During COVID, Oliver maintains, ‘the mental hurdle’ of meeting in non-conventional formats was crossed, and indeed, this part of the EU decision-making process has since become more elastic. As he predicted in 2021, conducting virtual pre-meetings has become the norm. ‘Where previously a physical meeting would have been held’, Oliver explains, ‘now it’s become common practice to hold an online meeting instead if the agenda is short, the main point is briefing, preparation or information sharing, or if the meeting must be ad hoc.’ However, every time more sensitive issues are on the table or a file needs to be actively negotiated, ‘the meeting will be in person.’Footnote 41 This shows that while new working methods have become institutionalised, one lasting legacy of the pandemic is the link between professional hierarchies, the contents of an interaction and the formats they use. Essential staff and essential topics are done face-to-face, with digital devices in the background.
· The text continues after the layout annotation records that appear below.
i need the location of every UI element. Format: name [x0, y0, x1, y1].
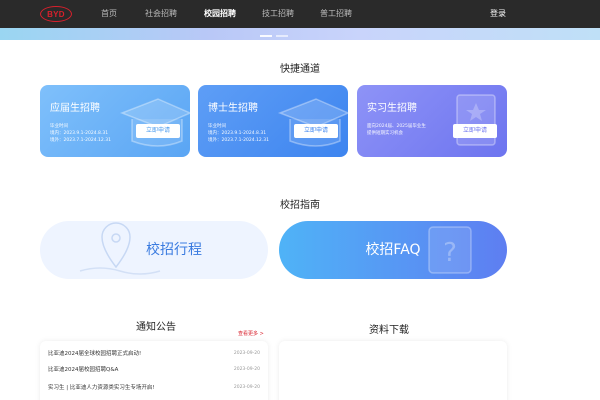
nav-item-social-recruitment[interactable]: 社会招聘: [145, 0, 177, 28]
graduation-cap-icon: [277, 98, 348, 147]
card-title: 博士生招聘: [208, 103, 258, 114]
downloads-panel: [279, 341, 507, 400]
graduation-cap-icon: [119, 98, 190, 147]
card-desc: 毕业时间 境内：2023.9.1-2024.8.31 境外：2023.7.1-2…: [208, 123, 269, 144]
byd-logo[interactable]: BYD: [40, 6, 72, 22]
book-star-icon: [456, 94, 496, 146]
nav-item-campus-recruitment[interactable]: 校园招聘: [204, 0, 236, 28]
notice-panel: 比亚迪2024届全球校园招聘正式启动! 2023-09-20 比亚迪2024届校…: [40, 341, 268, 400]
card-desc: 毕业时间 境内：2023.9.1-2024.8.31 境外：2023.7.1-2…: [50, 123, 111, 144]
list-item[interactable]: 实习生 | 比亚迪人力资源类实习生专场开启! 2023-09-20: [48, 384, 260, 392]
apply-now-button[interactable]: 立即申请: [136, 124, 180, 138]
card-label: 校招FAQ: [365, 242, 421, 258]
banner-indicator-1[interactable]: [260, 35, 272, 37]
logo-text: BYD: [47, 9, 65, 19]
notice-text: 比亚迪2024届全球校园招聘正式启动!: [48, 351, 142, 357]
apply-now-button[interactable]: 立即申请: [294, 124, 338, 138]
card-graduate-recruitment[interactable]: 应届生招聘 毕业时间 境内：2023.9.1-2024.8.31 境外：2023…: [40, 85, 190, 157]
nav-item-worker-recruitment[interactable]: 普工招聘: [320, 0, 352, 28]
top-navigation-bar: BYD 首页 社会招聘 校园招聘 技工招聘 普工招聘 登录: [0, 0, 600, 28]
card-title: 实习生招聘: [367, 103, 417, 114]
notice-date: 2023-09-20: [233, 385, 260, 390]
card-label: 校招行程: [146, 242, 202, 258]
card-intern-recruitment[interactable]: 实习生招聘 面向2024届、2025届毕业生 提供短期实习机会 立即申请: [357, 85, 507, 157]
desc-line: 境内：2023.9.1-2024.8.31: [50, 131, 109, 136]
desc-line: 面向2024届、2025届毕业生: [367, 124, 426, 129]
campus-guide-title: 校招指南: [280, 200, 320, 211]
notice-text: 比亚迪2024届校园招聘Q&A: [48, 367, 119, 373]
desc-line: 境内：2023.9.1-2024.8.31: [208, 131, 267, 136]
downloads-title: 资料下载: [369, 325, 409, 336]
desc-line: 毕业时间: [50, 124, 68, 129]
card-desc: 面向2024届、2025届毕业生 提供短期实习机会: [367, 123, 426, 137]
campus-schedule-card[interactable]: 校招行程: [40, 221, 268, 279]
banner-image: [0, 28, 600, 40]
card-phd-recruitment[interactable]: 博士生招聘 毕业时间 境内：2023.9.1-2024.8.31 境外：2023…: [198, 85, 348, 157]
list-item[interactable]: 比亚迪2024届校园招聘Q&A 2023-09-20: [48, 366, 260, 374]
nav-item-technician-recruitment[interactable]: 技工招聘: [262, 0, 294, 28]
nav-item-home[interactable]: 首页: [101, 0, 117, 28]
notice-text: 实习生 | 比亚迪人力资源类实习生专场开启!: [48, 385, 155, 391]
desc-line: 提供短期实习机会: [367, 131, 403, 136]
desc-line: 境外：2023.7.1-2024.12.31: [208, 138, 269, 143]
notice-date: 2023-09-20: [233, 367, 260, 372]
list-item[interactable]: 比亚迪2024届全球校园招聘正式启动! 2023-09-20: [48, 350, 260, 358]
desc-line: 毕业时间: [208, 124, 226, 129]
banner-indicator-2[interactable]: [276, 35, 288, 37]
apply-now-button[interactable]: 立即申请: [453, 124, 497, 138]
campus-faq-card[interactable]: ? 校招FAQ: [279, 221, 507, 279]
quick-channel-title: 快捷通道: [280, 64, 320, 75]
desc-line: 境外：2023.7.1-2024.12.31: [50, 138, 111, 143]
login-link[interactable]: 登录: [490, 0, 506, 28]
card-title: 应届生招聘: [50, 103, 100, 114]
notice-date: 2023-09-20: [233, 351, 260, 356]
This applies across the board of professionals working in and around Place Schuman, from interpreters to diplomats, civil servants and journalists. Activities deemed more in support of the core tasks and ‘socialisation’ of the Brussels Bubble, on the other hand, often happen in online formats where technology presents the foreground of the interaction. Although these local practices have survived the coronavirus crisis, the rise of new technologies like artificial intelligence and the increasing (geo)politicisation of digital services confronts the Brussels Bubble with new fundamental questions. ‘When ChatGPT was launched in November 2023’, Oliver’s colleague tells us in the autumn of 2025, ‘we directed all of our attention to questions of generative AI. At the moment’, he says, ‘we are working on a pilot project for an in-house large language model. If we don’t provide this to the delegates coming to Brussels, they’ll turn elsewhere and our role as the main meeting space for European decision-makers will be at risk’.Footnote 42 With the pandemic getting smaller in the rearview mirror, future crises about whether and how the Bubble’s show will go on(line) lie just around the corner.